While Julia now runs on the web platform, it is not yet a language that's suitable for first-class development of web applications. One of the biggest missing features is integration with and abstraction over more complicated javascript objects and APIs, in particular the DOM. Inspiration may be drawn from similar projects in Rust or other languages.
Recommended Skills: Experience with writing libraries in Julia, experience with JavaScript Web APIs.
Several Julia libraries (e.g. WebIO.jl, Escher.jl) provide input and output capabilities for the web platform. Porting these libraries to run directly on the wasm platform would enable a number of existing UIs to automatically work on the web.
Recommended Skills: Experience with writing libraries in Julia.
The Julia project uses BinaryBuilder to provide binaries of native dependencies of julia packages. Experimental support exists to extend this support to the wasm platform, but few packages have been ported. This project would consist of attempting to port a significant fraction of the binary dependencies of the julia ecosystem to the web platform by improving the toolchain support in BinaryBuilder or (if necessary), porting upstream packages to fix assumptions not applicable on the wasm platform.
Recommended Skills: Experience with building native libraries in Unix environments.
The Distributed computing abstractions in Julia provide convenient abstraction for implementing programs that span many communicating Julia processes on different machines. However, the existing abstractions generally assume that all communicating processes are part of the same trust domain (e.g. they allow messages to execute arbitrary code on the remote). With some of the nodes potentially running in the web browser (or multiple browser nodes being part of the same distributed computing cluster via WebRPC), this assumption no longer holds true and new interfaces need to be designed to support multiple trust domains without overly restricting usability.
Recommended Skills: Experience with distributed computing and writing libraries in Julia.
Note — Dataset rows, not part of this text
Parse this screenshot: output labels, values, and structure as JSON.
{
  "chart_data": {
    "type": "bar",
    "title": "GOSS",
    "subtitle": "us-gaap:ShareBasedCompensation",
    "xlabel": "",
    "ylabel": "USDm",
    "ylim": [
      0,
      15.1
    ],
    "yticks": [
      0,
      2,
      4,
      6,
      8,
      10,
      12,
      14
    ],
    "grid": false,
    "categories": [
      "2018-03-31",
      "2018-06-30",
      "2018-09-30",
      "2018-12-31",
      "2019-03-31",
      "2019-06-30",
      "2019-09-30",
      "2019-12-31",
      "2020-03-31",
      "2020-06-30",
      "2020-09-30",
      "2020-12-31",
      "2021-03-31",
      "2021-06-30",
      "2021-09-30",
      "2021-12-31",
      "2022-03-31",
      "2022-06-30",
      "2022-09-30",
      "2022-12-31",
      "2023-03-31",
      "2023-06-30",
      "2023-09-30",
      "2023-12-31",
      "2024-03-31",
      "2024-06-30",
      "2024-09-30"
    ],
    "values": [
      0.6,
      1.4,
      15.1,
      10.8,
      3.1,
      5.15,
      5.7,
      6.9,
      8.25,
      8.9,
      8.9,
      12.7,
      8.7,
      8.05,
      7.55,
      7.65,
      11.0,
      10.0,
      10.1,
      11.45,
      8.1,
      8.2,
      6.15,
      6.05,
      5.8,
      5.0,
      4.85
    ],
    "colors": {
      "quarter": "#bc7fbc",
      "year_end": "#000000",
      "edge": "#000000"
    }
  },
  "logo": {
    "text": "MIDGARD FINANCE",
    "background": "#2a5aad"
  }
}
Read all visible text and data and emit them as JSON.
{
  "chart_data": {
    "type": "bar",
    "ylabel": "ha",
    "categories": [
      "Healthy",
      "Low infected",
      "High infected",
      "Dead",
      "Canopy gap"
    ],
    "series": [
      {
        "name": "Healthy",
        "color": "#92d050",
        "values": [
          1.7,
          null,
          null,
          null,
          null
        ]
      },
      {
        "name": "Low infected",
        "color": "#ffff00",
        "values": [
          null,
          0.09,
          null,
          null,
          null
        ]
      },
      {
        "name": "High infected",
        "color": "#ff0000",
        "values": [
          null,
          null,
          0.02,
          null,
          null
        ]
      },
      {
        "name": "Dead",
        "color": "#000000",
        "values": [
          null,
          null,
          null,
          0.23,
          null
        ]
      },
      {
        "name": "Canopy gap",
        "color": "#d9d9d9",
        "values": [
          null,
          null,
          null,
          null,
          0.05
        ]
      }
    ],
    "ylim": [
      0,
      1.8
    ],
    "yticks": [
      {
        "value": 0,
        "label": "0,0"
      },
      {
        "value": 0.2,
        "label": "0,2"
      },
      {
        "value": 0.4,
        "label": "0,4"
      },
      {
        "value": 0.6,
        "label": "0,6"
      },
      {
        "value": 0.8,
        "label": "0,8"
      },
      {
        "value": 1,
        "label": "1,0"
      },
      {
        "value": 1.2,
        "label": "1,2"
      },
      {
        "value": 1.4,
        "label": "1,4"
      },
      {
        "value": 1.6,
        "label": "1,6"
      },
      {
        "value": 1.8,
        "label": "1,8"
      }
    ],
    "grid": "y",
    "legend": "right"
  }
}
Currently supported use cases for Julia on the web platform are primarily geared towards providing interactive environments to support exploration of the full language. Of course, this leads to significantly larger binaries than would be required for using Julia as part of a production deployment. By disabling dynamic language features (e.g. eval) one could generate small binaries suitable for deployment. Some progress towards this exists in packages like PackageCompiler.jl, though significant work remains to be done.
Recommended Skills: Interest in or experience with Julia internals.